Pam tried on the rust-colored dress again. It really did do things for her.
“Well,” Pam said, “I hadn’t actually planned—”
“Madame will never regret it,” madame was assured.
“Well,” Pam said, “all right, I guess. Charge and—” Then she paused, remembering she had forgotten why she was there. “I wonder if you’d do me a favor?” Pam said. “See if there’s a man outside?”
“A man?” the salesgirl repeated. “Oh—your husband, miss?” The salesgirl’s voice lilted a little; it was, by and large, better to get them with husbands along. A man who could be brought along could be brought to almost anything—up to two or three hundred, often.
“What does he look like, miss?” the salesgirl asked, and Pam hesitated.
“Well,” she said, “youngish.”
“Of course,” the salesgirl said.
“Sort of—well, sort of medium,” Pam said. “Sort of not very tall, you know, but not not tall.” She paused. Thinking of it, she had never seen—or partly seen—a man less easy to describe. “He looks like almost anybody,” she told the salesgirl.
The salesgirl said, “Well,” doubtfully, her hopes a little dashed. He didn’t, she thought, sound like the two or three hundred dollar kind of husband.
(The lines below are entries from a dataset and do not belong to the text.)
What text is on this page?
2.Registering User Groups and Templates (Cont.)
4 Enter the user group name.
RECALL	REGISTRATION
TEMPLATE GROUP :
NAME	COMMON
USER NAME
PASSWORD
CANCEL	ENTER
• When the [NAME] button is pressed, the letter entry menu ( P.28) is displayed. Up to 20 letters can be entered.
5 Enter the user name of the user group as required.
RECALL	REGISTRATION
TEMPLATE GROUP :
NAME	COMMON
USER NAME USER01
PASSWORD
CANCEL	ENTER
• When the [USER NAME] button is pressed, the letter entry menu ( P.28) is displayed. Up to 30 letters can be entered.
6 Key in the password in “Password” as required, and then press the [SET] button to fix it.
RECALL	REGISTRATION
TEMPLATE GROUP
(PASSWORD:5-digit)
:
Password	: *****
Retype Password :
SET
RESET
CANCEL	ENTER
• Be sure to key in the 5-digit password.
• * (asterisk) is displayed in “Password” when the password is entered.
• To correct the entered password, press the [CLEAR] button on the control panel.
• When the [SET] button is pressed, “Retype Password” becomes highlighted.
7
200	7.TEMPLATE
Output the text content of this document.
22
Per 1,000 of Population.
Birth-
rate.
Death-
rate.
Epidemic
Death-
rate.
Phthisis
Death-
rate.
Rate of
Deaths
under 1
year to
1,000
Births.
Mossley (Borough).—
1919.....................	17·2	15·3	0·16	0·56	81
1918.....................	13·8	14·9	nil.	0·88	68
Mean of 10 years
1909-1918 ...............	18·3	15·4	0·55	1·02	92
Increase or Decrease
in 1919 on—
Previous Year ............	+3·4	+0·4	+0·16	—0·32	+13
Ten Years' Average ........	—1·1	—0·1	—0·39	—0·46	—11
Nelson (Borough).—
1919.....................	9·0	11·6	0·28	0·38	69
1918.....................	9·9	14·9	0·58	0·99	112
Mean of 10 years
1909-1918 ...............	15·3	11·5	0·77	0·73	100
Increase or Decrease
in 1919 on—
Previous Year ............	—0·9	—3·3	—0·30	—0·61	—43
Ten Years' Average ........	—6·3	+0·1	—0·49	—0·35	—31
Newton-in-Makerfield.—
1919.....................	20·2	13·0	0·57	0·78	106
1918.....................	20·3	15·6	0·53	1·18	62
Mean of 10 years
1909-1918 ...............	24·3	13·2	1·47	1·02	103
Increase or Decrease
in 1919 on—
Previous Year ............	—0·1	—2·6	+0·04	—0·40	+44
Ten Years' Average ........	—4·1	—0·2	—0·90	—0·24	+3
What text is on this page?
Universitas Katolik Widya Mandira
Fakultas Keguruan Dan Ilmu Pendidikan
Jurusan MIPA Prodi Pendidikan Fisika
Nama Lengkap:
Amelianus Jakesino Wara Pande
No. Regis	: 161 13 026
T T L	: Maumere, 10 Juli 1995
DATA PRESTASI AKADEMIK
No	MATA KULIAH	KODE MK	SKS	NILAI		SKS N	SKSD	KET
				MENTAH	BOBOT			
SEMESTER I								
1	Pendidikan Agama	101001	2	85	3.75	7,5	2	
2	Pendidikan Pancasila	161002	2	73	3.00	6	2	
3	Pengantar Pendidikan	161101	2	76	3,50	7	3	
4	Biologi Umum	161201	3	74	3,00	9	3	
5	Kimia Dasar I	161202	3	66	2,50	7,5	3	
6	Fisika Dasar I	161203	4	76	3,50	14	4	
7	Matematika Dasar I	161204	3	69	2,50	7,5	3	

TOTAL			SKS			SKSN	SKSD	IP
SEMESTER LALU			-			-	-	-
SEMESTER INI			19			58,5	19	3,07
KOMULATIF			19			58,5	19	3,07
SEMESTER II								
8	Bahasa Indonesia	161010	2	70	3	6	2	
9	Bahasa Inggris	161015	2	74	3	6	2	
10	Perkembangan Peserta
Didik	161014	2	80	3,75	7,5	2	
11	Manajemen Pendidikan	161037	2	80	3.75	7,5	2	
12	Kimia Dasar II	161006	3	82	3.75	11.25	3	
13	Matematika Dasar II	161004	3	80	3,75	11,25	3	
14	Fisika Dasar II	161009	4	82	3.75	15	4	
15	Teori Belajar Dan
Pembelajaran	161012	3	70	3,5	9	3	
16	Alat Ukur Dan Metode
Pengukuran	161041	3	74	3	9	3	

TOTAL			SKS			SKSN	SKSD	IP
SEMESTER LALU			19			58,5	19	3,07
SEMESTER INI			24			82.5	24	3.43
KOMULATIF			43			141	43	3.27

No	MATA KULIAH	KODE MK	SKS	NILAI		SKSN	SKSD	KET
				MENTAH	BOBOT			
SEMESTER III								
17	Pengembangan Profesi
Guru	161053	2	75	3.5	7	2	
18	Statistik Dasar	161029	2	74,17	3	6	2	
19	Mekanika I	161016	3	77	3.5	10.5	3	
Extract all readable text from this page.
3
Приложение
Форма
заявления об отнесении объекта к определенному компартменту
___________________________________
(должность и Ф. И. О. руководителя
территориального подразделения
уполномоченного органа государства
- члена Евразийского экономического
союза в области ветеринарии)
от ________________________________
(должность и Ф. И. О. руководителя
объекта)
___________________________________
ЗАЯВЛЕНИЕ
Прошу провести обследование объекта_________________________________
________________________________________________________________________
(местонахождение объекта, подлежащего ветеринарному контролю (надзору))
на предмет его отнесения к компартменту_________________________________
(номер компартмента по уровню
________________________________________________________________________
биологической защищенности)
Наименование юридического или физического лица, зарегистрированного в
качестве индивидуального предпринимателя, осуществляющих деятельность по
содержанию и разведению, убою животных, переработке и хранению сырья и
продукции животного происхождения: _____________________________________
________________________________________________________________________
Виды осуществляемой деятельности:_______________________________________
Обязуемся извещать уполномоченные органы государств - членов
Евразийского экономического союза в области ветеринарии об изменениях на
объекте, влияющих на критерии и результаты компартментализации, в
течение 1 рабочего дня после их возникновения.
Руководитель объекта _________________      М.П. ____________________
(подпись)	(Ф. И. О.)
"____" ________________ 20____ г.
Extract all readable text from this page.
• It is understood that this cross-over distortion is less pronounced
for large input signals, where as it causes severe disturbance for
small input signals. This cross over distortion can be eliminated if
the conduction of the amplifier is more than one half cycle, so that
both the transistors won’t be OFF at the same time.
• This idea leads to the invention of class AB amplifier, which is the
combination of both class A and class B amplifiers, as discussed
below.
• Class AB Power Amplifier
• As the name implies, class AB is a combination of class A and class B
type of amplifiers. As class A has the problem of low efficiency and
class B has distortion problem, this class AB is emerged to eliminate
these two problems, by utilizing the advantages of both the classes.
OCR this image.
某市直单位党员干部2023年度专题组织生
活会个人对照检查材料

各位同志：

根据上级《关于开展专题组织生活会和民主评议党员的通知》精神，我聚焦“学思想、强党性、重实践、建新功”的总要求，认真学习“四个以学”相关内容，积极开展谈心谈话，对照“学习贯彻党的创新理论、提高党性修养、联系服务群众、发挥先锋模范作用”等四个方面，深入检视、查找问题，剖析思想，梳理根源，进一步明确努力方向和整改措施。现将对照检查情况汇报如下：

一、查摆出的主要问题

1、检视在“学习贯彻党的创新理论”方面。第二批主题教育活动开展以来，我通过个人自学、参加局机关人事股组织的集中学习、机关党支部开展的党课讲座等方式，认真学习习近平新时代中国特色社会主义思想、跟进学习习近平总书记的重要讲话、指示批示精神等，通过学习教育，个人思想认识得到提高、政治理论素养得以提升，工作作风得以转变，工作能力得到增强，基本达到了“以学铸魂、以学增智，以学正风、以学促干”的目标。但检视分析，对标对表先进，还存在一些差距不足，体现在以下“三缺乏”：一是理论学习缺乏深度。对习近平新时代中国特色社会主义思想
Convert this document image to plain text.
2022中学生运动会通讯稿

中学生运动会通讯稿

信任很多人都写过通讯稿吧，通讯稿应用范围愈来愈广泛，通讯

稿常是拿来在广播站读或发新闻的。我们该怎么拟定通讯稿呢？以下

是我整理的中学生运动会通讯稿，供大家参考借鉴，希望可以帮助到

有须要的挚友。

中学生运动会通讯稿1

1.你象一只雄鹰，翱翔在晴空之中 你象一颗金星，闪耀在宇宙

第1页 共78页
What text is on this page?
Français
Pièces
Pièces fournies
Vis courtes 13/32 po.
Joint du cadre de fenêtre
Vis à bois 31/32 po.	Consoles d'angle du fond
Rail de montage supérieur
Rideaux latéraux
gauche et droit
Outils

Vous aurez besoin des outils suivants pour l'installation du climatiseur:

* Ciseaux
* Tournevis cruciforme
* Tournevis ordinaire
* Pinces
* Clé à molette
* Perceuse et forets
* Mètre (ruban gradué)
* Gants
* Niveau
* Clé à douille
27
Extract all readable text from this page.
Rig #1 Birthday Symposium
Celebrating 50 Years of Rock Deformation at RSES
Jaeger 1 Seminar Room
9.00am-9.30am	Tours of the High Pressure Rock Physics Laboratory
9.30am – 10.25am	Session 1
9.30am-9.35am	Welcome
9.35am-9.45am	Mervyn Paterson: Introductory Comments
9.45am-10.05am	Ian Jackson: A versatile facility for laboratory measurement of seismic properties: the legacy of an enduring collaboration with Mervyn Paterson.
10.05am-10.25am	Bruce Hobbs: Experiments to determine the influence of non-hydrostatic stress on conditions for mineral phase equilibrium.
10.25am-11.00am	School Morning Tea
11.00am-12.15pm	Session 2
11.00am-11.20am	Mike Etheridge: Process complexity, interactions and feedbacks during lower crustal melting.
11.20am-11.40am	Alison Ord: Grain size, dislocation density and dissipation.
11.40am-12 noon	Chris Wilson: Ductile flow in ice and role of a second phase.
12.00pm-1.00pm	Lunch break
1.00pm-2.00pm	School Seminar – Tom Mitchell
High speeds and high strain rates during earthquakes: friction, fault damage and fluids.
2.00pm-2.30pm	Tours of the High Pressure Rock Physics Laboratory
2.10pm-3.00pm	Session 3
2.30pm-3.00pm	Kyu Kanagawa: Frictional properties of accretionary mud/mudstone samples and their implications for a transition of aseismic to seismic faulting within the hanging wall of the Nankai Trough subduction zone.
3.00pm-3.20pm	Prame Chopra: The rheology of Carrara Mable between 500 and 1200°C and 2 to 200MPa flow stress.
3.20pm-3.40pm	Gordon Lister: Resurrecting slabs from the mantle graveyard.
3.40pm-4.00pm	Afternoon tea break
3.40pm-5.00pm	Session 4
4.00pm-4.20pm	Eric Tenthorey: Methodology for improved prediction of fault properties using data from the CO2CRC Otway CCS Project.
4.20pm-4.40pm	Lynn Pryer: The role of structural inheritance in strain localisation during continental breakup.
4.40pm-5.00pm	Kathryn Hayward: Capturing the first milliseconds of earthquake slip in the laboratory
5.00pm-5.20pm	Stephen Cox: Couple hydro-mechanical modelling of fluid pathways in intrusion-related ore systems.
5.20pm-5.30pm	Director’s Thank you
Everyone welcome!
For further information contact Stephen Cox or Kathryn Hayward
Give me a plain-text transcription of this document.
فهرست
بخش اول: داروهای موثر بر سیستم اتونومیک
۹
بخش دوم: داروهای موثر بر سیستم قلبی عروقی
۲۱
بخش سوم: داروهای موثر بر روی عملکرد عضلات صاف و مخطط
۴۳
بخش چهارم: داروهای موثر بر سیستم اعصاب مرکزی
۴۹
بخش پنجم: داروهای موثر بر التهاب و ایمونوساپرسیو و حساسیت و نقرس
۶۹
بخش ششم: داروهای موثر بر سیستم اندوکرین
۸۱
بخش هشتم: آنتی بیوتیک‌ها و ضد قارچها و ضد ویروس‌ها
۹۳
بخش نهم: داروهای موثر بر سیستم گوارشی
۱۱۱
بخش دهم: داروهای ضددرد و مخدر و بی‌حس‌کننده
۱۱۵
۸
Some women are certainly casual about husbands, the salesgirl thought, and went. She returned.
“I guess he’s the one,” she said. “There are two of them, actually, but one’s about sixty and with somebody. I guess the other’s the one.”
(Mr. Ralph Hopkins, the other one, an auditor living in Rutherford, New Jersey, sighed at this moment. He wished his wife would come out and show him another. Whatever it looked like, he’d say it was fine.)
“I guess,” Pam North said, “I’d better look at something for afternoon.”